DEAR CAROLYN: I’m 40 with a wonderful family and fulfilling career. Occasionally I am consumed with regret for past behavior. In middle school, there was a boy who was different (a disability; thick glasses; blue collar in a neighborhood of professionals). The students were not kind to this boy. Neither was I. I never engaged in any active teasing, but I ignored him as much as possible. We used to “spray for cooties” and every time I had to touch something he had touched, I “sprayed”! I think I felt so out-of-place myself that I thought if I associated with him at ALL I would also be targeted.
I deeply regret being such a little horror. Is an apology worth attempting, years later? Or does it just bring back painful memories for the recipient while the sender gets relief from the guilt?

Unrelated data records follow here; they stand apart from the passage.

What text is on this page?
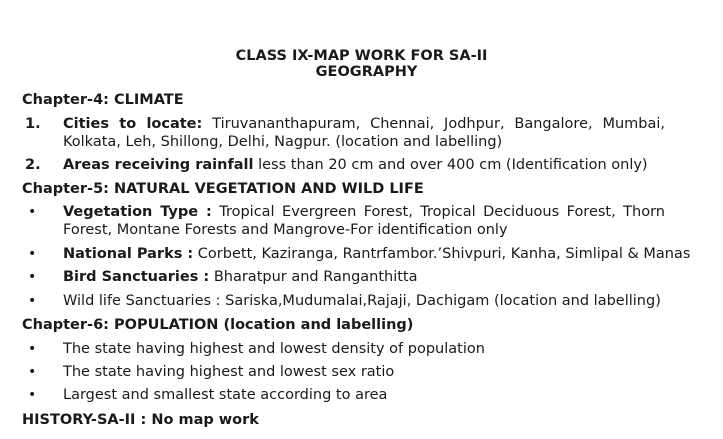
CLASS IX-MAP WORK FOR SA-II
GEOGRAPHY
Chapter-4: CLIMATE
1. Cities to locate: Tiruvananthapuram, Chennai, Jodhpur, Bangalore, Mumbai, Kolkata, Leh, Shillong, Delhi, Nagpur. (location and labelling)
2. Areas receiving rainfall less than 20 cm and over 400 cm (Identification only)
Chapter-5: NATURAL VEGETATION AND WILD LIFE
• Vegetation Type : Tropical Evergreen Forest, Tropical Deciduous Forest, Thorn Forest, Montane Forests and Mangrove-For identification only
• National Parks : Corbett, Kaziranga, Rantrfambor.’Shivpuri, Kanha, Simlipal & Manas
• Bird Sanctuaries : Bharatpur and Ranganthitta
• Wild life Sanctuaries : Sariska,Mudumalai,Rajaji, Dachigam (location and labelling)
Chapter-6: POPULATION (location and labelling)
• The state having highest and lowest density of population
• The state having highest and lowest sex ratio
• Largest and smallest state according to area
HISTORY-SA-II : No map work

DEAR E.: No, it’s not worth attempting – though I’d tweak that. It’s not appropriate to attempt. What could you say to make him whole? That you mistreated him because he looked different? Surely he knows that. That you grew up enough to feel bad about it now? I can’t imagine he’d care about that accomplishment.
My Puritanism is showing, but isn’t feeling bad about this a fitting punishment for the deed?

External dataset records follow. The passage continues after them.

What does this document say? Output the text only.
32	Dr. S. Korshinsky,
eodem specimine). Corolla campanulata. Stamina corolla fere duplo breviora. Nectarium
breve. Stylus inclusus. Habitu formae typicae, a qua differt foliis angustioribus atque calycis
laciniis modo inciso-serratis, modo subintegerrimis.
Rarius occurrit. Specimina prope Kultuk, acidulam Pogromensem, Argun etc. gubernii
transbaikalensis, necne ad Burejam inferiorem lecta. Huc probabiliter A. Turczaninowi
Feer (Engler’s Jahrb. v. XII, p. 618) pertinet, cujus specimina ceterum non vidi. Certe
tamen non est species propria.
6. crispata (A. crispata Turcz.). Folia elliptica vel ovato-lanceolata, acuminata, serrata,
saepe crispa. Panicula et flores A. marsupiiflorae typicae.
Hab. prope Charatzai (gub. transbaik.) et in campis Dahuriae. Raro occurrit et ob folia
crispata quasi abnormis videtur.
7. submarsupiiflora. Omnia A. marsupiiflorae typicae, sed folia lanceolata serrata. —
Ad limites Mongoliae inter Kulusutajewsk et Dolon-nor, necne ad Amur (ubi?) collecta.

If you and he were face-to-face, I might answer differently; the chemistry of the moment is your best guide to whether an apology would heal or insult.
There’s also this: You can make amends in different ways.
The first is to stop rationalizing. If you’re going to own it, then own it: You had in you, and no doubt still have, the capacity for such cruelty. It’s not that you were weak, it’s that you stomped on someone weaker.
You’re not alone, of course. It’s all of us. We all have this inside.
Now you’re mature enough not to ostracize people. Well, maybe but you insult this person all over again if you treat yours as the isolated mistake of a bygone self.
Instead, honor him by knowing your humanity, knowing this dark and selfish aspect of you, acknowledging it’s always going to be there – and never forgetting that our right to walk among decent people depends on our ongoing mastery over these impulses.
You mention a family – children? If so, then also serve this boy well through your teaching. Ask your kids what they see in school and around the neighborhood. Ask your kids how they handle these situations. Talk, in age-appropriate ways, about the human impulse toward elevating ourselves on the backs of those we perceive as weak. Share with them that your unkindness a quarter century ago nags at you still.
Kids will be cruel, yes – but that’s no excuse for not asking better of them.